What Makes This Resume Work
The placement year tells a clear story of impact. Marcus managed social media for 5 client accounts with a combined following of 28,000+ and created over 120 posts per month. He does not just say he "assisted with campaigns." He details how he increased engagement rates from 2.1% to 4.7% and contributed to a paid social campaign that generated £45,000 in tracked revenue. Those numbers make it obvious that he was trusted with real client work.
The skills section reads like a toolkit, not a wishlist. Every skill listed ties to something he has actually used. He names specific platforms like Mailchimp, HubSpot, Meta Ads Manager, Google Analytics 4, and Canva. For a junior marketing role, employers want to know you can log into these tools and get to work without three weeks of training first.
Freelance work demonstrates initiative. Taking on a freelance project for a local coffee shop shows he can apply his skills independently. Growing an Instagram account from 600 to 1,400 followers in 3 months and driving a 40% increase in weekend footfall for a Valentine's promotion is exactly the kind of scrappy, results oriented work that small marketing teams value.
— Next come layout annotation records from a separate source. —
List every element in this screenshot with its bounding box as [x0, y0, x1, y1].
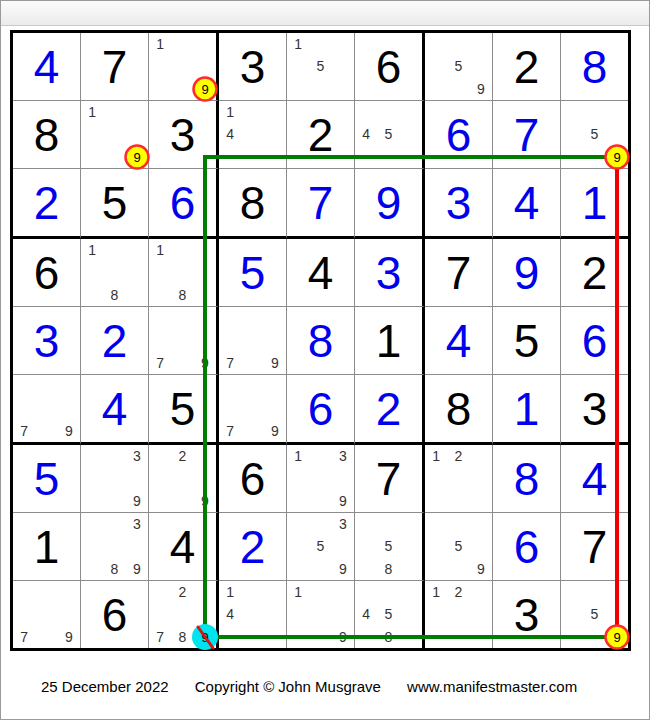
cell-r7c3[interactable]: 29	[149, 445, 219, 513]
solved-digit: 5	[219, 239, 286, 306]
candidate-9: 9	[58, 626, 80, 648]
solved-digit: 2	[81, 307, 148, 374]
pencil-marks: 79	[219, 307, 286, 374]
cell-r1c5[interactable]: 15	[287, 33, 355, 101]
solved-digit: 8	[493, 445, 560, 512]
given-digit: 7	[561, 513, 628, 580]
pencil-marks: 12	[425, 445, 492, 512]
candidate-9: 9	[332, 626, 354, 648]
solved-digit: 4	[493, 169, 560, 236]
cell-r1c4[interactable]: 3	[219, 33, 287, 101]
given-digit: 4	[149, 513, 216, 580]
cell-r2c9[interactable]: 5	[561, 101, 628, 169]
pencil-marks: 79	[219, 375, 286, 442]
candidate-8: 8	[377, 626, 399, 648]
candidate-2: 2	[447, 445, 469, 467]
cell-r1c6[interactable]: 6	[355, 33, 425, 101]
pencil-marks: 59	[425, 33, 492, 100]
sudoku-board: 4713156592881314245675256879341618185437…	[10, 30, 631, 651]
given-digit: 3	[493, 581, 560, 648]
cell-r4c4[interactable]: 5	[219, 239, 287, 307]
cell-r3c2[interactable]: 5	[81, 169, 149, 239]
pencil-marks: 19	[287, 581, 354, 648]
candidate-7: 7	[149, 352, 171, 374]
cell-r4c3[interactable]: 18	[149, 239, 219, 307]
cell-r3c3[interactable]: 6	[149, 169, 219, 239]
pencil-marks: 5	[561, 581, 628, 648]
candidate-8: 8	[103, 284, 125, 306]
cell-r5c8[interactable]: 5	[493, 307, 561, 375]
cell-r1c9[interactable]: 8	[561, 33, 628, 101]
pencil-marks: 458	[355, 581, 422, 648]
candidate-3: 3	[332, 513, 354, 535]
candidate-9: 9	[264, 352, 286, 374]
given-digit: 1	[355, 307, 422, 374]
cell-r7c6[interactable]: 7	[355, 445, 425, 513]
pencil-marks: 45	[355, 101, 422, 168]
cell-r1c1[interactable]: 4	[13, 33, 81, 101]
given-digit: 2	[561, 239, 628, 306]
solved-digit: 2	[219, 513, 286, 580]
candidate-8: 8	[171, 284, 193, 306]
cell-r1c3[interactable]: 1	[149, 33, 219, 101]
candidate-4: 4	[355, 603, 377, 625]
given-digit: 6	[219, 445, 286, 512]
cell-r8c9[interactable]: 7	[561, 513, 628, 581]
cell-r3c9[interactable]: 1	[561, 169, 628, 239]
pencil-marks: 5	[561, 101, 628, 168]
cell-r6c1[interactable]: 79	[13, 375, 81, 445]
cell-r4c2[interactable]: 18	[81, 239, 149, 307]
candidate-9: 9	[58, 420, 80, 442]
cell-r6c7[interactable]: 8	[425, 375, 493, 445]
solved-digit: 2	[13, 169, 80, 236]
candidate-1: 1	[425, 581, 447, 603]
cell-r1c2[interactable]: 7	[81, 33, 149, 101]
pencil-marks: 59	[425, 513, 492, 580]
solved-digit: 1	[561, 169, 628, 236]
cell-r5c4[interactable]: 79	[219, 307, 287, 375]
cell-r3c7[interactable]: 3	[425, 169, 493, 239]
footer: 25 December 2022 Copyright © John Musgra…	[41, 678, 577, 695]
candidate-8: 8	[171, 626, 193, 648]
cell-r5c7[interactable]: 4	[425, 307, 493, 375]
cell-r6c2[interactable]: 4	[81, 375, 149, 445]
cell-r6c6[interactable]: 2	[355, 375, 425, 445]
given-digit: 6	[355, 33, 422, 100]
solved-digit: 6	[149, 169, 216, 236]
candidate-9: 9	[332, 558, 354, 580]
footer-copyright: Copyright © John Musgrave	[195, 678, 381, 695]
solved-digit: 4	[81, 375, 148, 442]
pencil-marks: 278	[149, 581, 216, 648]
cell-r8c6[interactable]: 58	[355, 513, 425, 581]
given-digit: 7	[355, 445, 422, 512]
cell-r2c6[interactable]: 45	[355, 101, 425, 169]
candidate-1: 1	[425, 445, 447, 467]
candidate-5: 5	[377, 603, 399, 625]
cell-r9c3[interactable]: 278	[149, 581, 219, 648]
pencil-marks: 29	[149, 445, 216, 512]
given-digit: 8	[219, 169, 286, 236]
cell-r6c9[interactable]: 3	[561, 375, 628, 445]
pencil-marks: 79	[13, 375, 80, 442]
candidate-9: 9	[470, 78, 492, 100]
cell-r2c1[interactable]: 8	[13, 101, 81, 169]
pencil-marks: 1	[149, 33, 216, 100]
candidate-5: 5	[309, 535, 331, 557]
app-window: 4713156592881314245675256879341618185437…	[0, 0, 650, 720]
candidate-1: 1	[287, 445, 309, 467]
solved-digit: 9	[355, 169, 422, 236]
given-digit: 6	[13, 239, 80, 306]
given-digit: 5	[81, 169, 148, 236]
cell-r4c9[interactable]: 2	[561, 239, 628, 307]
cell-r3c1[interactable]: 2	[13, 169, 81, 239]
pencil-marks: 79	[149, 307, 216, 374]
cell-r9c7[interactable]: 12	[425, 581, 493, 648]
solved-digit: 6	[561, 307, 628, 374]
cell-r9c8[interactable]: 3	[493, 581, 561, 648]
cell-r4c6[interactable]: 3	[355, 239, 425, 307]
cell-r7c8[interactable]: 8	[493, 445, 561, 513]
candidate-5: 5	[447, 535, 469, 557]
cell-r2c3[interactable]: 3	[149, 101, 219, 169]
solved-digit: 6	[425, 101, 492, 168]
candidate-3: 3	[126, 513, 148, 535]
cell-r6c4[interactable]: 79	[219, 375, 287, 445]
cell-r2c5[interactable]: 2	[287, 101, 355, 169]
candidate-2: 2	[171, 445, 193, 467]
candidate-5: 5	[447, 55, 469, 77]
footer-website: www.manifestmaster.com	[407, 678, 577, 695]
cell-r7c1[interactable]: 5	[13, 445, 81, 513]
candidate-7: 7	[219, 420, 241, 442]
cell-r6c5[interactable]: 6	[287, 375, 355, 445]
cell-r8c8[interactable]: 6	[493, 513, 561, 581]
cell-r8c3[interactable]: 4	[149, 513, 219, 581]
candidate-5: 5	[309, 55, 331, 77]
cell-r6c3[interactable]: 5	[149, 375, 219, 445]
candidate-1: 1	[81, 239, 103, 261]
cell-r5c3[interactable]: 79	[149, 307, 219, 375]
cell-r4c1[interactable]: 6	[13, 239, 81, 307]
given-digit: 7	[81, 33, 148, 100]
pencil-marks: 18	[81, 239, 148, 306]
cell-r1c7[interactable]: 59	[425, 33, 493, 101]
cell-r4c8[interactable]: 9	[493, 239, 561, 307]
cell-r3c4[interactable]: 8	[219, 169, 287, 239]
solved-digit: 3	[13, 307, 80, 374]
given-digit: 8	[425, 375, 492, 442]
cell-r7c2[interactable]: 39	[81, 445, 149, 513]
candidate-9: 9	[332, 490, 354, 512]
solved-digit: 9	[493, 239, 560, 306]
candidate-9: 9	[126, 558, 148, 580]
cell-r9c5[interactable]: 19	[287, 581, 355, 648]
sudoku-grid: 4713156592881314245675256879341618185437…	[10, 30, 631, 651]
given-digit: 1	[13, 513, 80, 580]
candidate-1: 1	[287, 33, 309, 55]
candidate-8: 8	[103, 558, 125, 580]
candidate-9: 9	[470, 558, 492, 580]
solved-digit: 5	[13, 445, 80, 512]
candidate-4: 4	[219, 123, 241, 145]
solved-digit: 3	[355, 239, 422, 306]
solved-digit: 4	[561, 445, 628, 512]
candidate-5: 5	[377, 123, 399, 145]
given-digit: 2	[493, 33, 560, 100]
given-digit: 7	[425, 239, 492, 306]
cell-r8c5[interactable]: 359	[287, 513, 355, 581]
solved-digit: 1	[493, 375, 560, 442]
solved-digit: 4	[13, 33, 80, 100]
footer-date: 25 December 2022	[41, 678, 169, 695]
pencil-marks: 58	[355, 513, 422, 580]
candidate-1: 1	[219, 101, 241, 123]
cell-r3c6[interactable]: 9	[355, 169, 425, 239]
candidate-1: 1	[81, 101, 103, 123]
candidate-4: 4	[355, 123, 377, 145]
cell-r7c5[interactable]: 139	[287, 445, 355, 513]
given-digit: 3	[219, 33, 286, 100]
cell-r9c1[interactable]: 79	[13, 581, 81, 648]
candidate-3: 3	[332, 445, 354, 467]
solved-digit: 2	[355, 375, 422, 442]
cell-r2c2[interactable]: 1	[81, 101, 149, 169]
candidate-1: 1	[287, 581, 309, 603]
given-digit: 3	[149, 101, 216, 168]
cell-r4c7[interactable]: 7	[425, 239, 493, 307]
candidate-9: 9	[126, 490, 148, 512]
solved-digit: 7	[287, 169, 354, 236]
cell-r2c7[interactable]: 6	[425, 101, 493, 169]
cell-r6c8[interactable]: 1	[493, 375, 561, 445]
candidate-9: 9	[194, 352, 216, 374]
cell-r5c2[interactable]: 2	[81, 307, 149, 375]
pencil-marks: 12	[425, 581, 492, 648]
solved-digit: 8	[287, 307, 354, 374]
cell-r7c9[interactable]: 4	[561, 445, 628, 513]
cell-r9c6[interactable]: 458	[355, 581, 425, 648]
candidate-4: 4	[219, 603, 241, 625]
pencil-marks: 39	[81, 445, 148, 512]
candidate-8: 8	[377, 558, 399, 580]
cell-r5c6[interactable]: 1	[355, 307, 425, 375]
candidate-9: 9	[264, 420, 286, 442]
cell-r3c8[interactable]: 4	[493, 169, 561, 239]
solved-digit: 6	[287, 375, 354, 442]
pencil-marks: 359	[287, 513, 354, 580]
candidate-9: 9	[194, 490, 216, 512]
cell-r2c8[interactable]: 7	[493, 101, 561, 169]
cell-r7c4[interactable]: 6	[219, 445, 287, 513]
given-digit: 5	[493, 307, 560, 374]
cell-r3c5[interactable]: 7	[287, 169, 355, 239]
pencil-marks: 139	[287, 445, 354, 512]
candidate-3: 3	[126, 445, 148, 467]
pencil-marks: 14	[219, 101, 286, 168]
candidate-7: 7	[13, 420, 35, 442]
cell-r8c7[interactable]: 59	[425, 513, 493, 581]
candidate-7: 7	[149, 626, 171, 648]
titlebar	[1, 1, 649, 26]
cell-r8c2[interactable]: 389	[81, 513, 149, 581]
cell-r5c9[interactable]: 6	[561, 307, 628, 375]
cell-r8c1[interactable]: 1	[13, 513, 81, 581]
pencil-marks: 1	[81, 101, 148, 168]
solved-digit: 6	[493, 513, 560, 580]
given-digit: 4	[287, 239, 354, 306]
cell-r1c8[interactable]: 2	[493, 33, 561, 101]
given-digit: 5	[149, 375, 216, 442]
candidate-1: 1	[219, 581, 241, 603]
candidate-5: 5	[583, 603, 605, 625]
cell-r5c1[interactable]: 3	[13, 307, 81, 375]
candidate-7: 7	[219, 352, 241, 374]
cell-r9c9[interactable]: 5	[561, 581, 628, 648]
candidate-5: 5	[583, 123, 605, 145]
cell-r5c5[interactable]: 8	[287, 307, 355, 375]
candidate-1: 1	[149, 239, 171, 261]
solved-digit: 3	[425, 169, 492, 236]
solved-digit: 8	[561, 33, 628, 100]
given-digit: 6	[81, 581, 148, 648]
solved-digit: 7	[493, 101, 560, 168]
candidate-1: 1	[149, 33, 171, 55]
given-digit: 3	[561, 375, 628, 442]
pencil-marks: 14	[219, 581, 286, 648]
cell-r9c2[interactable]: 6	[81, 581, 149, 648]
candidate-2: 2	[447, 581, 469, 603]
pencil-marks: 79	[13, 581, 80, 648]
given-digit: 8	[13, 101, 80, 168]
cell-r4c5[interactable]: 4	[287, 239, 355, 307]
candidate-7: 7	[13, 626, 35, 648]
candidate-2: 2	[171, 581, 193, 603]
cell-r2c4[interactable]: 14	[219, 101, 287, 169]
cell-r7c7[interactable]: 12	[425, 445, 493, 513]
cell-r9c4[interactable]: 14	[219, 581, 287, 648]
candidate-5: 5	[377, 535, 399, 557]
pencil-marks: 389	[81, 513, 148, 580]
pencil-marks: 18	[149, 239, 216, 306]
pencil-marks: 15	[287, 33, 354, 100]
given-digit: 2	[287, 101, 354, 168]
solved-digit: 4	[425, 307, 492, 374]
cell-r8c4[interactable]: 2	[219, 513, 287, 581]
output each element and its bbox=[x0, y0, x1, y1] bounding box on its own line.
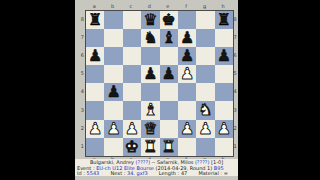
square-f1[interactable] bbox=[178, 138, 196, 156]
square-b3[interactable] bbox=[104, 101, 122, 119]
square-f8[interactable] bbox=[178, 11, 196, 29]
piece-white-pawn: ♟ bbox=[178, 65, 196, 83]
rank-label-right-3: 3 bbox=[234, 101, 241, 119]
caption-area: Bulgarski, Andrey (????) -- Safarnik, Mi… bbox=[75, 159, 238, 176]
piece-black-pawn: ♟ bbox=[160, 65, 178, 83]
square-f7[interactable]: ♟ bbox=[178, 29, 196, 47]
square-f6[interactable]: ♟ bbox=[178, 47, 196, 65]
rank-label-right-1: 1 bbox=[234, 137, 241, 155]
square-f3[interactable] bbox=[178, 101, 196, 119]
rank-label-right-8: 8 bbox=[234, 10, 241, 28]
file-label-top-f: f bbox=[177, 3, 195, 9]
square-g6[interactable] bbox=[196, 47, 214, 65]
rank-label-left-2: 2 bbox=[77, 119, 84, 137]
square-g4[interactable] bbox=[196, 83, 214, 101]
square-b5[interactable] bbox=[104, 65, 122, 83]
id-value: 5543 bbox=[87, 170, 100, 176]
square-c4[interactable] bbox=[123, 83, 141, 101]
square-a6[interactable]: ♟ bbox=[86, 47, 104, 65]
square-h3[interactable] bbox=[215, 101, 233, 119]
square-g2[interactable]: ♟ bbox=[196, 120, 214, 138]
rank-label-left-1: 1 bbox=[77, 137, 84, 155]
square-e2[interactable] bbox=[160, 120, 178, 138]
file-label-top-a: a bbox=[85, 3, 103, 9]
square-h7[interactable] bbox=[215, 29, 233, 47]
square-c5[interactable] bbox=[123, 65, 141, 83]
square-b7[interactable] bbox=[104, 29, 122, 47]
piece-white-knight: ♞ bbox=[196, 101, 214, 119]
rank-label-right-4: 4 bbox=[234, 82, 241, 100]
square-g5[interactable] bbox=[196, 65, 214, 83]
chess-board[interactable]: ♜♛♚♜♞♝♟♟♟♟♟♟♟♟♝♞♟♟♟♛♟♟♟♚♜♜ bbox=[85, 10, 234, 157]
piece-white-pawn: ♟ bbox=[86, 120, 104, 138]
square-b1[interactable] bbox=[104, 138, 122, 156]
square-a5[interactable] bbox=[86, 65, 104, 83]
square-e4[interactable] bbox=[160, 83, 178, 101]
piece-white-pawn: ♟ bbox=[215, 120, 233, 138]
rank-label-left-6: 6 bbox=[77, 46, 84, 64]
file-label-top-b: b bbox=[103, 3, 121, 9]
rank-label-right-6: 6 bbox=[234, 46, 241, 64]
square-b8[interactable] bbox=[104, 11, 122, 29]
square-h6[interactable]: ♟ bbox=[215, 47, 233, 65]
square-d8[interactable]: ♛ bbox=[141, 11, 159, 29]
square-d5[interactable]: ♟ bbox=[141, 65, 159, 83]
square-e6[interactable] bbox=[160, 47, 178, 65]
square-b4[interactable]: ♟ bbox=[104, 83, 122, 101]
file-label-top-g: g bbox=[195, 3, 213, 9]
square-e7[interactable]: ♝ bbox=[160, 29, 178, 47]
square-g8[interactable] bbox=[196, 11, 214, 29]
square-f2[interactable]: ♟ bbox=[178, 120, 196, 138]
rank-label-left-3: 3 bbox=[77, 101, 84, 119]
piece-black-knight: ♞ bbox=[141, 29, 159, 47]
square-d3[interactable]: ♝ bbox=[141, 101, 159, 119]
material-label: Material : bbox=[198, 170, 222, 176]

The society role shows leadership beyond the classroom. Growing membership from 45 to 110 students, organising 8 speaker events with professionals from agencies like Dentsu and McCann, and launching a newsletter with 220 subscribers all demonstrate organisational ability and genuine engagement with the marketing industry.
Key Takeaways
Marketing resumes live and die by metrics. If you managed a social account, state the follower count and engagement rate. If you ran a campaign, state the revenue or leads it generated. Employers reviewing junior applications know you will not have enormous numbers, but they want to see that you understand marketing is about measurable results. Include certifications like Google Digital Marketing or HubSpot Inbound, as these are free and signal that you take the profession seriously enough to study beyond your degree.